The motion, which Kanu personally signed, suggested that he may have disengaged his legal team, led by Senior Advocate of Nigeria Kanu Agabi.

He also requested 90 days to conclude his defence due to the number of witnesses he intends to call.

Kanu stated that he would testify on his own behalf, “providing a sworn account of the facts, denying the allegations, and explaining the political context of his statements and actions.”

Among those listed as “compellable witnesses” were former Minister of Defence, Gen. Theophilus Danjuma (retd); former Chief of Army Staff, Gen.
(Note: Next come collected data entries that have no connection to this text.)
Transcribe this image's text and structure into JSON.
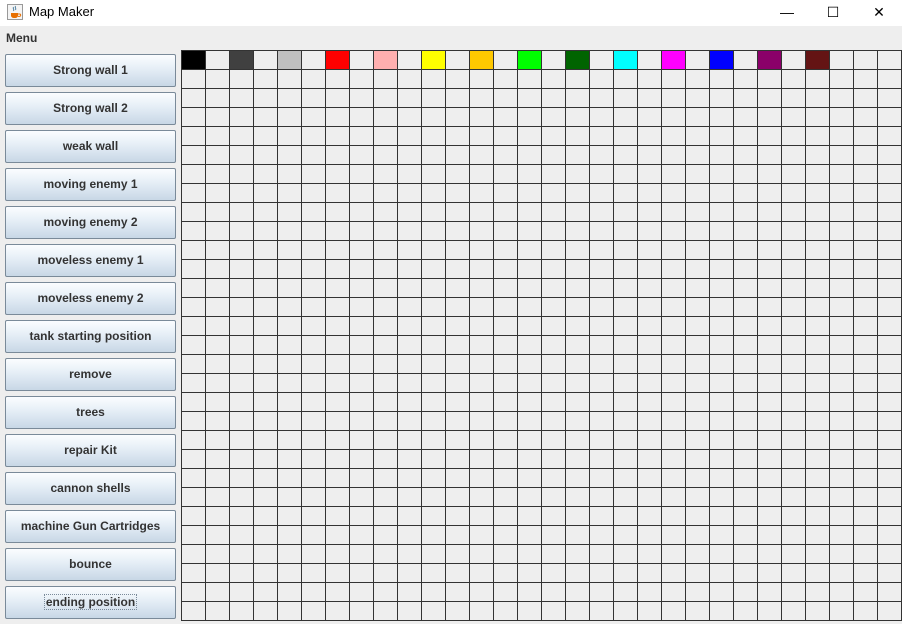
{
  "window": {
    "title": "Map Maker",
    "icon": "java-cup-icon",
    "controls": {
      "minimize": "—",
      "maximize": "☐",
      "close": "✕"
    }
  },
  "menubar": {
    "menu_label": "Menu"
  },
  "toolbox": {
    "buttons": [
      "Strong wall 1",
      "Strong wall 2",
      "weak wall",
      "moving enemy 1",
      "moving enemy 2",
      "moveless enemy 1",
      "moveless enemy 2",
      "tank starting position",
      "remove",
      "trees",
      "repair Kit",
      "cannon shells",
      "machine Gun Cartridges",
      "bounce",
      "ending position"
    ],
    "focused_index": 14
  },
  "palette_colors": [
    "#000000",
    null,
    "#404040",
    null,
    "#c0c0c0",
    null,
    "#ff0000",
    null,
    "#ffafaf",
    null,
    "#ffff00",
    null,
    "#ffc800",
    null,
    "#00ff00",
    null,
    "#006400",
    null,
    "#00ffff",
    null,
    "#ff00ff",
    null,
    "#0000ff",
    null,
    "#8b0069",
    null,
    "#641414",
    null,
    null,
    null
  ],
  "grid": {
    "columns": 30,
    "rows": 30
  }
}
Tukur Buratai (retd); Lagos State Governor, Babajide Sanwo-Olu; and Imo State Governor, Hope Uzodinma.

Others include the Minister of the Federal Capital Territory, Nyesom Wike; Minister of Works, Dave Umahi; and former Abia State governor, Okezie Ikpeazu.

Kanu also listed former Attorney General of the Federation, Abubakar Malami (SAN); former Director-General of the National Intelligence Agency, Ahmed Rufai Abubakar; and Director-General of the Department of State Services, Yusuf Magaji Bichi, among others whose identities he withheld.

Kanu pledged to submit sworn statements from all voluntary witnesses and to notify the prosecution within a reasonable time.

He assured the court that “no precious time of the honourable court would be delayed,” adding that “justice must not only be done but be manifestly seen to have been done.”

Meanwhile, on the same day Kanu filed his motion, a magistrate court in Abuja ordered the remand of his special counsel, Aloy Ejimakor, and 12 others arrested during protests demanding his release.

The police charged the 13 defendants with criminal conspiracy, disobedience of a lawful order, inciting disturbance, and disturbance of public peace — offences contrary to sections 152, 114, and 113 of the Penal Code Law.

Those named in the first two information reports include Ejimakor, Kanu’s brother Emmanuel, Joshua Emmanuel, Wilson Anyalewechi, Okere Kingdom Nnamdi, Clinton Chimeneze, Gabriel Joshua, Isiaka Husseini, Onyekachi Ferdinand, Amadi Prince, Edison Ojisom, Godwill Obioma, and Chima Onuchukwu.

The magistrate, after briefly standing down the case, ordered their remand at Kuje Correctional Centre and adjourned the matter till October 24 for arraignment.